The maids were merely curious. They wondered if she, who had announced her marriage a month after entering this house, and who had risen to the position of hostess within another month, was now pregnant.


Trying not to let her agitation show, Louise picked up a tangerine and slowly peeled it. She was already there, so she had to start the conversation.


"How are the new hires doing?"


On her visit to the almshouse the day before, she had hired several women with children because it seemed more urgent to help them become self-sufficient than to hand them a few coins.


Verena shrugged her shoulders, returning to her usual nonchalant demeanor.


"It's their first day, so I'm sure they’ll be joking around already, and since we're bringing in outsiders, I hope they don't bring in the plague............."



They were seen and examined by a pre-employment doctor, who said the same thing. At this point, Louise was not sure if the outsiders Verena referred to include Louise herself.

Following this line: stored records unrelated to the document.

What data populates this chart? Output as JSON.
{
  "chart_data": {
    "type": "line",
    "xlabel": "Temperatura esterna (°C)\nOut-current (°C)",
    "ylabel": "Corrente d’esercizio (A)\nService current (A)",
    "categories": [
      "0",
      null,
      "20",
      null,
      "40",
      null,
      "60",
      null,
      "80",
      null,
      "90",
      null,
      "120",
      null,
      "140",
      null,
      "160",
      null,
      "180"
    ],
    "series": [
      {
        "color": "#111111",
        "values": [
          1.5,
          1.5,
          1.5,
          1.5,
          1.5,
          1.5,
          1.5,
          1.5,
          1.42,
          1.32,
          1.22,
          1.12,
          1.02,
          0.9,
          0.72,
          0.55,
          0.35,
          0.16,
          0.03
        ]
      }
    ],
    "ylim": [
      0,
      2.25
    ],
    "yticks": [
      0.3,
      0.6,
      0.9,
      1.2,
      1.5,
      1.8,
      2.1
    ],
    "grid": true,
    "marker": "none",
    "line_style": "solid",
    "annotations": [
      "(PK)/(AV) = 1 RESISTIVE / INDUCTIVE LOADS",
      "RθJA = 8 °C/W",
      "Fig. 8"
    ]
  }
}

Stifling a sigh, the maid shuffled off as if she'd remembered something she'd forgotten. She seemed disappointed that Louise hadn't forthcoming.


Louise hadn't spoken to her husband for the past ten days, far from the expectations of her employees.


 Louise was still floating around Burg like oil on water.


The rumors that she was pregnant would die down, as they were completely unfounded.


But then their fake marriage would be known, and she wouldn't be able to fulfill the role of the good wife Caius wanted her to be.


She didn’t want to be the second Ermoli to disappoint him, even if it was not her will. Louise stared at the doorway where the head maid had disappeared.